Executive summary:  Freelance Japanese-to-English translation for agencies shows numerous signs that it is at its end as a realistic way to make a living. In addition to specific cases of colleagues of mine having to leave translation, web searches on JA-EN translation related strings yield almost nothing but hits on countless low-paid MT post-editing jobs, and pages discussing translation or reflecting interaction between translators are extremely rare. Add to that the paucity of daily translator interaction in venues provided by translation organizations, and we can see clearly where things are.

In order to get a grasp on what’s happening in JA-EN freelance translation, I have for months had Google search alerts on about 10 search strings related to JA-EN translation. These strings were in both Japanese and English.

These search alerts presumably would catch not only job offers (which I personally am not interested in) but also webpages discussing translation. So, what’s going on?

It turns out that what’s going on is almost nothing of any interest or value to translators.

The overwhelming majority of hits are job offers, not for translation, but rather for post-editing posted on reverse-auction job platforms, often uploaded by anonymous entities with no location disclosed.

From the ads that disclose their location, it appears that most of these come from translation-brokering agencies in China, India, and even less substantial places in the third world.

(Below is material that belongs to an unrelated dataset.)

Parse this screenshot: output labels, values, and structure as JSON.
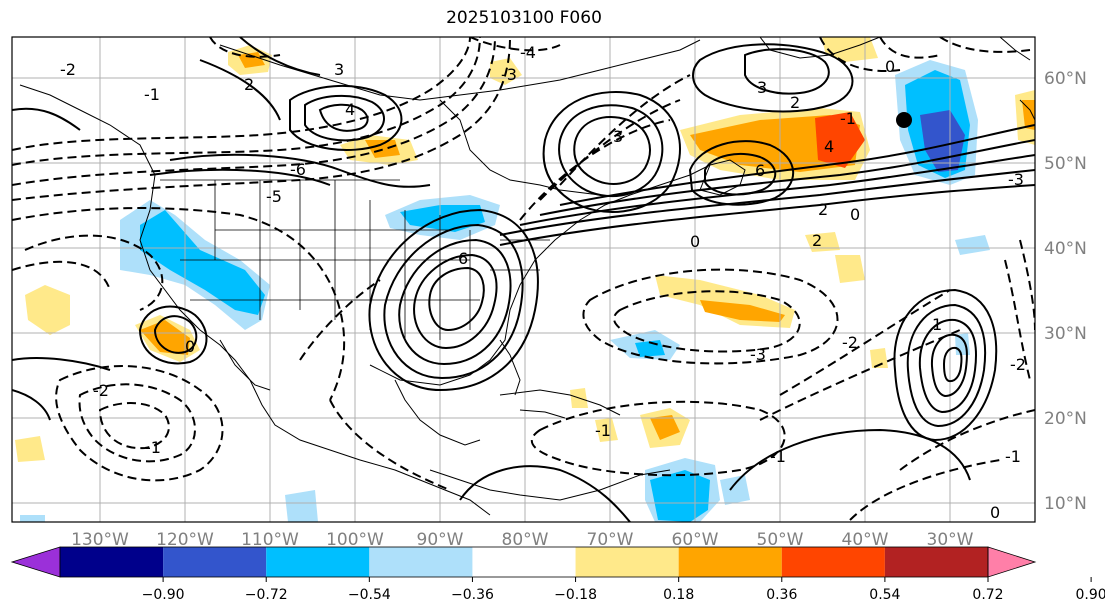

There were almost no hits on webpages or blogs that discuss translation or reflected discussions between translators about translation.

Interaction between JA-EN translators is at a very low level in any venue I can see, and must be going on in secret meetings under bridges somewhere, because it certainly isn’t being reflected in a findable digital record.

That’s it, folks. The conclusion to draw is clear. It’s ending.

I’ve deleted the google search alerts, as they produce email alerts from Google that just lead to meaningless things that reflect the bleak state of what was once an attractive professional activity for many people. RIP.